Philippe CANTIÉ : « Walter Abish ou la contrainte à l’épreuve de l’instabilité »
La revue Formules, consacrée aux littératures à contraintes, se propose dans son dernier numéro d’élaborer une définition de la contrainte, au risque d’en faire un objet en soi. Une telle approche n’accouche au demeurant que d’une série de critères statiques qui, seuls ou en combinaison, ne tardent pas à révéler leurs limites. Afin de renouveler la pensée du texte contraint, longtemps engluée dans la problématique de la contrainte-loi, il importe de dépasser la dimension procédurale et d’envisager la contrainte en tant que vecteur d’instabilité. Le potentiel de dynamisation propre à la contrainte justifie la convocation d’outils conceptuels susceptibles de rendre compte de phénomènes particulièrement complexes.

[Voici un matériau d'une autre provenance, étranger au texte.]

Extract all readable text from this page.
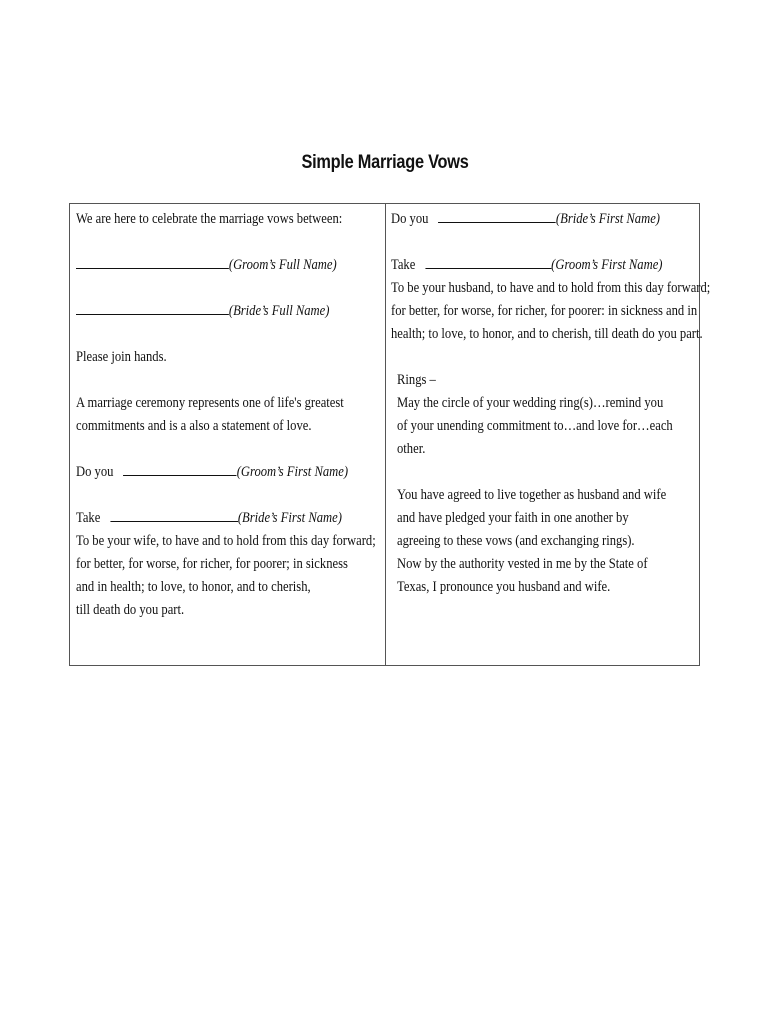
Simple Marriage Vows
We are here to celebrate the marriage vows between:
(Groom’s Full Name)
(Bride’s Full Name)
Please join hands.
A marriage ceremony represents one of life's greatest
commitments and is a also a statement of love.
Do you	(Groom’s First Name)
Take	(Bride’s First Name)
To be your wife, to have and to hold from this day forward;
for better, for worse, for richer, for poorer; in sickness
and in health; to love, to honor, and to cherish,
till death do you part.
Do you	(Bride’s First Name)
Take	(Groom’s First Name)
To be your husband, to have and to hold from this day forward;
for better, for worse, for richer, for poorer: in sickness and in
health; to love, to honor, and to cherish, till death do you part.
Rings –
May the circle of your wedding ring(s)…remind you
of your unending commitment to…and love for…each
other.
You have agreed to live together as husband and wife
and have pledged your faith in one another by
agreeing to these vows (and exchanging rings).
Now by the authority vested in me by the State of
Texas, I pronounce you husband and wife.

Certaines notions empruntées à la dynamique non-linéaire ou à la réflexion deleuzienne peuvent ainsi permettre de mieux cerner le fonctionnement de textes contraints, comme Alphabetical Africa de Walter Abish. À mesure que s’esquisse une conception dynamique du texte contraint, le projet définitionnel est éclipsé par la question du “faire” de la contrainte, c’est-à-dire des formes d’instabilité qu’elle engendre.
Laurence DAHAN-GAIDA : « Complexité neuronale et écriture fragmentaire : Botho Strauss »
Cet article constitue une tentative de repenser la notion de fragment au-delà de la référence habituelle à la dynamique entre totalité et partie. Cet essai de théorisation s’appuie sur les suggestions contenues dans deux textes récents de Botho Strauss – L’Incommencement (1992) et Le Jeune homme (1984) – qui mettent en oeuvre une esthétique du fragment inspirée du modèle de la complexité neuronale. Dans le cerveau, l’activité cognitive n’est pas le résultat d’opérations successives mais d’interactions locales entre une multitude d’éléments microscopiques. L’émergence de comportements complexes au niveau macroscopique dépend exclusivement de la richesse des relations microscopiques entre ces éléments. De ce modèle, Strauss a tiré une conception du texte littéraire comme un tissu holistique, caractérisé à la fois par sa discontinuité et par son extrême enchevêtrement, dans lequel le lecteur est constamment relié au tout. La cohérence textuelle ne dépend plus ici du déploiement linéaire d’un fil d’action mais elle émerge, avec la soudaineté d’une épiphanie, des feedback que la lecture établit entre des figures textuelles dispersées. Dans ce processus, les zones-frontières entre fragments sont conçues comme des zones d’instabilité où le lecteur, oscillant entre le souvenir et le pressentiment, fait une expérience instantanée du sens. La simultanéité s’affirme ainsi comme une véritable catégorie esthétique, promue par la structure à la fois discontinue et “omniconnectée” du texte par fragments.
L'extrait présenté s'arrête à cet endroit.